For my justice journey, I was lucky enough to spend the day job shadowing the Court Advisory Officer from the Beenleigh Probation and Parole Office.
Within Queensland Corrective Services (QCS), Probation and Parole is responsible for the supervision of offenders serving community-based orders.
The day began by meeting a fellow student who was joining me for the job shadowing experience. We discussed that although we both had exposure to the justice system due to our studies we have never given much thought to the role of the Probation and Parole service. We were very eager to learn more about this important sector of the justice system.
We were welcomed into the office and introduced to the District Manager of the Beenleigh Probation and Parole Office, who gave us an important overview of their role and vision. She also discussed the legislation which governs their work and how we will see the influence of this legislation in court.
We were then escorted to the Beenleigh Courthouse where we meet with the Court Advisory Officer. It wasn’t long before we realised that the Court Advisory Officer – who works for QCS – has a multitude of important responsibilities.
The Court Advisory officer invited us to sit in while she completed a pre-sentence report on an offender. A pre-sentence report is conducted generally at the request of the Magistrate or Judge who is considering the various sentencing options for an offender. The Court Advisory Officer asked the offender many questions to analyse the offender’s suitability to the different type of orders available.
Then we sat in on various matters within the courtroom, many of which the Magistrate called on the Court Advisory Officer to discuss community-based order option and rehabilitation programs. For instance, when the Magistrate was considering sentencing options for an offender who had repeatedly been charged with drink driving. The Court Advisory Officer was able to recommend a probation order which included a condition to attend an alcohol-related rehabilitation program.
Another role of the Court Advisory Officer is to represent the Agency in the prosecution of community-based order contraventions in the Magistrates courts. To do this, the Court Advisory Officer has to prepare all the necessary paperwork and bring it in front of the Magistrate. It should be noted though that the Probation and Parole Service consider bringing the contravention before the court as the last resort. They initiate extensive contravention management measures within their own office to attempt to help the offender complete their order successfully. As staff from the Probation and Parole Service said they’re there to help the offenders complete their order and truly make a change in their lives to help them get back on the right path.
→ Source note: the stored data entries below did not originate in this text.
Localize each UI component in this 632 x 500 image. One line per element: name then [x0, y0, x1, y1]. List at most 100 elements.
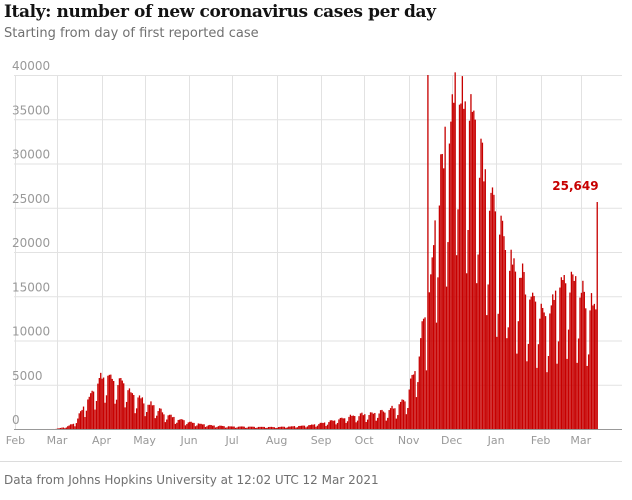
daily-case-bar — [579, 297, 581, 429]
daily-case-bar — [184, 425, 187, 429]
daily-case-bar — [397, 415, 399, 429]
daily-case-bar — [190, 421, 192, 429]
x-axis-ticks: Feb Mar Apr May Jun Jul Aug Sep Oct Nov Dec Jan Feb M… — [6, 434, 592, 447]
daily-case-bar — [431, 257, 433, 429]
daily-case-bar — [382, 411, 385, 429]
daily-case-bar — [577, 338, 580, 429]
daily-case-bar — [552, 294, 554, 429]
daily-case-bar — [201, 424, 204, 429]
daily-case-bar — [242, 426, 244, 429]
daily-case-bar — [150, 401, 152, 429]
daily-case-bar — [329, 420, 331, 429]
daily-case-bar — [511, 264, 514, 429]
daily-case-bar — [222, 425, 224, 429]
daily-case-bar — [434, 220, 436, 429]
daily-case-bar — [104, 402, 106, 429]
daily-case-bar — [108, 374, 111, 429]
daily-case-bar — [153, 405, 155, 429]
daily-case-bar — [315, 426, 317, 429]
daily-case-bar — [455, 255, 458, 429]
chart-title: Italy: number of new coronavirus cases p… — [4, 2, 436, 22]
daily-case-bar — [440, 154, 442, 430]
daily-case-bar — [354, 416, 356, 429]
daily-case-bar — [458, 104, 461, 430]
daily-case-bar — [289, 426, 291, 429]
daily-case-bar — [435, 322, 438, 429]
daily-case-bar — [490, 192, 492, 429]
daily-case-bar — [177, 419, 179, 429]
daily-case-bar — [84, 417, 86, 429]
daily-case-bar — [338, 419, 340, 429]
daily-case-bar — [118, 378, 121, 429]
daily-case-bar — [339, 417, 342, 429]
daily-case-bar — [298, 426, 300, 429]
daily-case-bar — [576, 362, 578, 429]
daily-case-bar — [496, 336, 498, 429]
daily-case-bar — [319, 422, 321, 429]
daily-case-bar — [422, 318, 425, 429]
daily-case-bar — [180, 419, 182, 429]
daily-case-bar — [421, 321, 423, 429]
daily-case-bar — [517, 321, 519, 429]
daily-case-bars — [47, 72, 598, 430]
daily-case-bar — [308, 425, 310, 429]
daily-case-bar — [74, 426, 76, 429]
daily-case-bar — [596, 202, 598, 429]
daily-case-bar — [57, 428, 59, 429]
daily-case-bar — [399, 401, 402, 429]
daily-case-bar — [282, 426, 284, 429]
daily-case-bar — [384, 412, 386, 429]
daily-case-bar — [437, 277, 439, 429]
daily-case-bar — [250, 426, 253, 429]
daily-case-bar — [302, 425, 304, 429]
daily-case-bar — [196, 425, 198, 429]
daily-case-bar — [573, 280, 575, 429]
daily-case-bar — [313, 424, 316, 429]
daily-case-bar — [266, 427, 268, 429]
daily-case-bar — [209, 424, 211, 429]
daily-case-bar — [243, 426, 245, 429]
daily-case-bar — [415, 397, 418, 429]
daily-case-bar — [344, 418, 346, 429]
daily-case-bar — [229, 426, 231, 429]
daily-case-bar — [176, 422, 178, 429]
daily-case-bar — [191, 422, 194, 429]
daily-case-bar — [280, 426, 283, 429]
daily-case-bar — [506, 338, 508, 429]
daily-case-bar — [246, 427, 248, 429]
daily-case-bar — [524, 294, 527, 429]
daily-case-bar — [481, 142, 484, 429]
daily-case-bar — [527, 343, 530, 429]
daily-case-bar — [534, 301, 537, 429]
daily-case-bar — [444, 126, 446, 429]
daily-case-bar — [420, 338, 422, 429]
daily-case-bar — [567, 329, 570, 429]
latest-value-annotation: 25,649 — [552, 179, 598, 193]
daily-case-bar — [590, 293, 593, 429]
daily-case-bar — [186, 424, 188, 429]
daily-case-bar — [543, 312, 545, 429]
daily-case-bar — [402, 399, 405, 429]
daily-case-bar — [483, 181, 485, 429]
daily-case-bar — [216, 426, 218, 429]
daily-case-bar — [392, 408, 395, 429]
daily-case-bar — [325, 426, 327, 429]
daily-case-bar — [87, 399, 89, 429]
x-tick-label: May — [133, 434, 156, 447]
daily-case-bar — [77, 418, 79, 429]
daily-case-bar — [361, 412, 363, 429]
daily-case-bar — [476, 283, 478, 429]
x-tick-label: Aug — [266, 434, 287, 447]
daily-case-bar — [355, 422, 357, 429]
daily-case-bar — [117, 385, 119, 429]
daily-case-bar — [306, 426, 309, 429]
y-tick-label: 0 — [12, 413, 20, 427]
daily-case-bar — [532, 292, 534, 429]
daily-case-bar — [345, 422, 347, 429]
daily-case-bar — [464, 101, 466, 429]
daily-case-bar — [249, 426, 251, 429]
daily-case-bar — [519, 277, 521, 429]
daily-case-bar — [465, 273, 468, 429]
daily-case-bar — [120, 377, 122, 429]
footer-divider — [0, 461, 622, 462]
Once the work at court was completed we returned to the office and discussed the matters which we had seen. The Court Advisory Officer also explained the important last step of the day which is recording all of the court outcomes.
The experience of job shadowing the Court Advisory Officer from Probation and Parole was informative, inspiring and immensely valuable. It truly opened my eyes to the important role that Probation and Parole plays within our justice system.